Getting to the Truth
If nothing else, the False Claims lawsuit that Jon Oberg has filed against the main perpetrators of the 9.5 student loan scheme should help resolve at least some of the unanswered questions surrounding the scandal -- a goal we have been pursuing at Higher Ed Watch over the last year.
While the lawsuit seeks the return to the federal government of $1 billion in excess student loan subsidies these lenders improperly obtained, it also sheds more light on the origins of the lenders' strategy to gain windfall profits at the government's and taxpayers' expense, and the unwillingness of the U.S. Department of Education's political leaders at the time to put a stop to it.
Here are some of the most interesting tidbits included in the complaint:
- The lawsuit identifies the Pennsylvania Higher Education Assistance Agency (PHEAA) as having been the "first, or among the first, to employ the 9.5 scheme," and estimates that it received approximately $92 million in overpayments.
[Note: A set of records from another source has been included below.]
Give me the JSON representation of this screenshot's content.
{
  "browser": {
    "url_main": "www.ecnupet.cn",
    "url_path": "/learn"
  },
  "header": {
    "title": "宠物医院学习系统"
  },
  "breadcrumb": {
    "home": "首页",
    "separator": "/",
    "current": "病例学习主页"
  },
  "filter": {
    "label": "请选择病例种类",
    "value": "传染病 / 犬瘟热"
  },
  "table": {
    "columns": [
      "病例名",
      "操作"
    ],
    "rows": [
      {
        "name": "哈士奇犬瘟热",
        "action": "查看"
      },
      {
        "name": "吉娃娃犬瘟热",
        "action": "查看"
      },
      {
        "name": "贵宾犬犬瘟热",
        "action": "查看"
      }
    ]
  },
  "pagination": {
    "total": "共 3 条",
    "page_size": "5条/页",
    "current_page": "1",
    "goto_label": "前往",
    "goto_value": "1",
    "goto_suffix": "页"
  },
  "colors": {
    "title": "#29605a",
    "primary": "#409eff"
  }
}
- PHEAA's success employing the strategy had a domino effect, encouraging other loan companies, like Nelnet, to "emulate what it was doing." Nelnet, which was created in 1998 when Nebraska's non-profit student loan agency converted to for-profit status, became the most active participant in the scheme, making about $407 million in improper 9.5 student loan subsidy claims, the complaint states. In turn, the Kentucky Higher Education Student Loan Corporation (KHESLC) "observed Nelnet's activity" and decided "to increase its own 9.5 claims." According to a recent Inspector General's report, KHESLC engaged in a massive loan and bond refinancing and recycling project over the course of four days in January 2004 so that it could claim 9.5 subsidy payments on "nearly all of its loan portfolio."
- The lawsuit suggests that both PHEAA and KHESLC relied on the authority of the Education Finance Council (EFC), the national trade group for non-profit lenders, to justify their practices. While the complaint doesn't state this explicitly, it hints that EFC played a central role in devising the strategy that allowed some of its members to raid the federal treasury. If true, this would be very significant, as officials with close ties to the group held prominent positions at the Education Department and on the Republican staff of the House committee with jurisdiction over student loan policy while the 9.5 scandal was occurring. For example, Bill Hansen was the president and chief executive officer of EFC from 1993 to 2001 before becoming the Deputy Secretary of Education during President Bush's first term. Meanwhile, Kathleen Smith served as the chief of staff and director of corporate communications at EFC before becoming a top aide on the House education committee under Rep. John Boehner, the Ohio Republican. As head of the panel, Boehner vigorously opposed efforts to require lenders to return the overpayments. Smith returned to EFC in 2005 to become its president. She stayed until November 2008, when she took a civil service job at the Department.
- The lawsuit undercuts a central argument that the Education Department's former political leaders have made to explain why they were slow to react to the abuses. They have said they were unaware of the extent to which Nelnet and other lenders were gaming the system until the Department's Inspector General (IG) released an audit report in September 2006 explaining the illegality of the loan company's actions. The complaint makes clear, however, that as early as 2003, Oberg had warned his superiors about the lenders' scheme -- providing them with detailed memos explaining how the loan companies were engaging in loan and bond manipulations to improperly grow their 9.5 student loan holdings. This suggests that the Department's leaders had other motives for failing to act expeditiously to stop the lenders from bilking taxpayers.
- The lawsuit reveals that an Education Department official provided his or her tacit approval for Nelnet's scheme to overcharge the federal government. According to the complaint, "Nelnet was advised by the Department employee, according to two separate accounts shared with Dr. Oberg contemporaneously, that the Department of Education would never put approval in writing but that Nelnet could take its chances that the Department would never ask for the money back." The complaint does not identify who the employee was, but it is believed to be a former high ranking official in the Department's Office for Postsecondary Education.
At Higher Ed Watch, we applaud Jon Oberg for his tenacity in trying to get to the bottom of the scandal and to recover the government's money. But it's outrageous that our political leaders have left this job to a private citizen.
In June, Rep. Tom Petri (R-WI) sent a letter to Education Secretary Arne Duncan recommending that the Department "explore all options" to recover "these illegal subsidies" that these lenders obtained. "To my knowledge, no funds have been recovered regarding illegal subsidies claimed by lenders and no disciplinary action has been taken against Department of Education officials who allowed this abuse to occur," Petri wrote. "I strongly believe the current Administration should work to restore the integrity of this program by getting to the bottom of this scandal."
Congressman Petri is right. We hope that Secretary Duncan was listening.